C’est probablement dans le pragmatisme que se trouve une partie de la solution. L’objectif ne devrait pas nécessairement être de reconstruire l’organisation d’hier, mais d’inventer des mécanismes permettant aux deux ensembles de travailler ensemble là où leurs intérêts convergent. Sécurité transfrontalière, commerce, énergie, infrastructures, transports, santé, agriculture et gestion des ressources naturelles constituent autant de domaines où la coopération reste indispensable.
Le commerce doit être placé au premier rang de ces priorités. Les économies ouest-africaines restent insuffisamment intégrées alors que le continent cherche à développer un vaste marché commun. Ajouter de nouvelles barrières administratives, tarifaires ou logistiques entre le Sahel et les pays côtiers serait économiquement contre-productif. La préservation des corridors, la fluidité douanière, la protection des investissements et la circulation des opérateurs économiques devraient donc être préservées malgré les divergences politiques.
La libre circulation des personnes est tout aussi fondamentale. Bien avant la CEDEAO et l’AES, les populations commerçaient, migraient, se mariaient et construisaient des communautés de part et d’autre des frontières actuelles. Les mêmes familles peuvent avoir des membres à Bamako, Abidjan, Ouagadougou, Dakar, Niamey ou Lomé. Toute politique régionale ignorant cette profondeur humaine risquerait de faire payer aux citoyens le prix de désaccords institutionnels.
Les divergences sont néanmoins réelles. La CEDEAO défend son architecture communautaire et ses mécanismes d’intégration, tandis que les États de l’AES revendiquent une trajectoire autonome mettant en avant la souveraineté, la coopération sécuritaire et la diversification de leurs partenariats internationaux. Ces différences ne disparaîtront pas par de simples déclarations. Il faudra construire un cadre de coexistence suffisamment solide pour permettre la coopération sans demander à chacun de renoncer à ses choix stratégiques.
C’est là que pourrait émerger un nouveau réalisme ouest-africain. Plutôt que de penser la relation CEDEAO–AES uniquement en termes de rupture ou de retour, la région pourrait organiser une coopération à plusieurs niveaux. Les deux ensembles n’ont pas besoin d’être politiquement identiques pour protéger leurs populations, sécuriser leurs frontières, faciliter leurs échanges et développer des infrastructures communes.
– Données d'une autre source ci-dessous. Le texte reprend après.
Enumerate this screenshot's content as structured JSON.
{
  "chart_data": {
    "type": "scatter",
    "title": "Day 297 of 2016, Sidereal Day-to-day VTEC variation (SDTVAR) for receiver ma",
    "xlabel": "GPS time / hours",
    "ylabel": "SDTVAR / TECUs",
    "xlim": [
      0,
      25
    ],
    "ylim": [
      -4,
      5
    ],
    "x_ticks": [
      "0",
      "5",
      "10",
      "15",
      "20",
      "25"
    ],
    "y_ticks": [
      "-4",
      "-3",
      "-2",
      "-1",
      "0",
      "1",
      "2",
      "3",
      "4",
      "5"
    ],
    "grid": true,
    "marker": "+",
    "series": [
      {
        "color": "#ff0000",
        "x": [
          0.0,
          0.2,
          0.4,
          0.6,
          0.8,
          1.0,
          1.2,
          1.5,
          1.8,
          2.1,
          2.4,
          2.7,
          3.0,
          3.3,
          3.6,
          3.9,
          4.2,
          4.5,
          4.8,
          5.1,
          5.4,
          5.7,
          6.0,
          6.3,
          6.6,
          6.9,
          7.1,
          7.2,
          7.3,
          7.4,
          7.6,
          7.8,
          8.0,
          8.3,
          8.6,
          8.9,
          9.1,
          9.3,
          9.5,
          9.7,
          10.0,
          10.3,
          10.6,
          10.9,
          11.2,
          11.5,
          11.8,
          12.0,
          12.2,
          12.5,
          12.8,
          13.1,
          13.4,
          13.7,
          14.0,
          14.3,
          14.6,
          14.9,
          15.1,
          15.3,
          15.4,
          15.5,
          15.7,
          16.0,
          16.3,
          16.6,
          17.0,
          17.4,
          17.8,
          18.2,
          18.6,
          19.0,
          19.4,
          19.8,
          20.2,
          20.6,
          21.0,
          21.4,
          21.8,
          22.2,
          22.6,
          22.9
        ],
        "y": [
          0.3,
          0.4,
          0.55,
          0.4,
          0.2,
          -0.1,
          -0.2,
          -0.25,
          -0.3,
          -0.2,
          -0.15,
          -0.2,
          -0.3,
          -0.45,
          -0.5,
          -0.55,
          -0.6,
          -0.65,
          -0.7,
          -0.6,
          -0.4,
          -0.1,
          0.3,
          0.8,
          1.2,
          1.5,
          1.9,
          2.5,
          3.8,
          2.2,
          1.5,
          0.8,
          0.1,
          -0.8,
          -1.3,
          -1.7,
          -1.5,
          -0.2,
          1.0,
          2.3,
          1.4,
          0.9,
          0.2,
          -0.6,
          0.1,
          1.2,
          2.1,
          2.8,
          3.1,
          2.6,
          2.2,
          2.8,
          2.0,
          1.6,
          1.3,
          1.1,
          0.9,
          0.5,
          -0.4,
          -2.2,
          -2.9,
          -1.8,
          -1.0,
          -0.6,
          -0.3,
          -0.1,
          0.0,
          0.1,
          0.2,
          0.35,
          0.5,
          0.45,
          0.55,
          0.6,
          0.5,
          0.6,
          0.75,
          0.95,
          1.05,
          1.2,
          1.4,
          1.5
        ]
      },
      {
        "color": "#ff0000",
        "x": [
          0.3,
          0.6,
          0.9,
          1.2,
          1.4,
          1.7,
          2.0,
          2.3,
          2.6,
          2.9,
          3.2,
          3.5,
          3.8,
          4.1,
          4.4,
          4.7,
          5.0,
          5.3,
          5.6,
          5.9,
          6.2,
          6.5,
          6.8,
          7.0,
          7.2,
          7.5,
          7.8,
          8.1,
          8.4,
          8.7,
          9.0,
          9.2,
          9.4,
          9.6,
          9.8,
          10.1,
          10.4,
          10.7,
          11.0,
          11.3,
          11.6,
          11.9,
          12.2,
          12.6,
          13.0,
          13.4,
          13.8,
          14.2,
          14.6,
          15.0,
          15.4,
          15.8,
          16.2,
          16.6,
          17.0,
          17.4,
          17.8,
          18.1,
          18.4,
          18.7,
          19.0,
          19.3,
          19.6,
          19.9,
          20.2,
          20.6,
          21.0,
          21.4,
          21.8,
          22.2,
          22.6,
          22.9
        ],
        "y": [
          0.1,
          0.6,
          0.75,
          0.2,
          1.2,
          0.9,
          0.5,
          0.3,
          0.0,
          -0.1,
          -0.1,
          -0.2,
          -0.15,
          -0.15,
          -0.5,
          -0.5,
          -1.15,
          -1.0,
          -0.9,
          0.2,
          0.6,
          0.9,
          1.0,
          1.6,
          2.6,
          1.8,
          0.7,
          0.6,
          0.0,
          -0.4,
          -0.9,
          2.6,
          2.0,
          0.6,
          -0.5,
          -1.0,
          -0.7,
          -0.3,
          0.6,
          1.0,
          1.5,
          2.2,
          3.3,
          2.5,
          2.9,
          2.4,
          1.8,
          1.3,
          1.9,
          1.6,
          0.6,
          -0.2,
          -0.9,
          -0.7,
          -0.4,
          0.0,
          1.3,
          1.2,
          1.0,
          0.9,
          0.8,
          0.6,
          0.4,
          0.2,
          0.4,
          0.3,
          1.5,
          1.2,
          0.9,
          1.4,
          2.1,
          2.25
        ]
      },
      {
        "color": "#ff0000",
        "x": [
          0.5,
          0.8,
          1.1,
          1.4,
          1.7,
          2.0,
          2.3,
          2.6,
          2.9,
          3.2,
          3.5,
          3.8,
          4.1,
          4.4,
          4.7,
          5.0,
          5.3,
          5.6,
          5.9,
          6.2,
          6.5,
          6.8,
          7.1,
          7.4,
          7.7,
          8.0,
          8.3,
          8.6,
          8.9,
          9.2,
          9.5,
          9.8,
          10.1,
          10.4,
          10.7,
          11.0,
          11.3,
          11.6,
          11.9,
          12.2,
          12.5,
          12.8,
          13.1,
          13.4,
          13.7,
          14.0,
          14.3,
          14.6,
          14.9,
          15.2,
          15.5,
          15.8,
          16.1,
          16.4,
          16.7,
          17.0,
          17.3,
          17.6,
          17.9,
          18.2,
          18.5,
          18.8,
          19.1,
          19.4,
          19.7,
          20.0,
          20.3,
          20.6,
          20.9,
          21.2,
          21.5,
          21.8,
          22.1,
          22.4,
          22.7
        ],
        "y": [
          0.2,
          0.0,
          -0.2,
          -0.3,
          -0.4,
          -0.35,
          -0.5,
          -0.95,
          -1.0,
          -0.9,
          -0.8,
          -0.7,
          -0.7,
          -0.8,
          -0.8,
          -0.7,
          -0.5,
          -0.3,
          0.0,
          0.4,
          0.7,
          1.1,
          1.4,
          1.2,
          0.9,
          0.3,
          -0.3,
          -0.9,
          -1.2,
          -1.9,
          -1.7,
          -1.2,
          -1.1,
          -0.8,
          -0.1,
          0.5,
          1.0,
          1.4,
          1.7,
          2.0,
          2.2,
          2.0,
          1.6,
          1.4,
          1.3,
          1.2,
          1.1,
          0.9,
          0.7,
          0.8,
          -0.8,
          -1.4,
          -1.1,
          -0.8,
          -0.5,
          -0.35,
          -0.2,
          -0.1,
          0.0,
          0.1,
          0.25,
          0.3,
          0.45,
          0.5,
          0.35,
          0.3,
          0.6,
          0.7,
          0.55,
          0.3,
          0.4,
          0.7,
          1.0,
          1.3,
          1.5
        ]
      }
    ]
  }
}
La responsabilité des dirigeants est donc considérable. Ils peuvent laisser les divergences politiques créer progressivement deux espaces qui se tournent le dos, ou bâtir une coexistence pragmatique préservant les intérêts essentiels des populations. Le dialogue ne signifie ni renoncement à la souveraineté ni abandon des principes. Il constitue la reconnaissance d’une réalité géographique, économique et humaine.
L’Afrique de l’Ouest peut éviter une fracture durable si elle accepte que ses institutions puissent diverger sans que ses peuples soient séparés. Les organisations changent, les alliances évoluent et les régimes passent. Mais les routes commerciales, les liens familiaux, les défis sécuritaires et la communauté de destin des peuples demeurent. Entre CEDEAO et AES, l’enjeu dépasse désormais la question de savoir qui a raison. Il s’agit de déterminer comment continuer à vivre, circuler, commercer et construire ensemble dans un espace que l’histoire et la géographie ont rendu profondément interdépendant.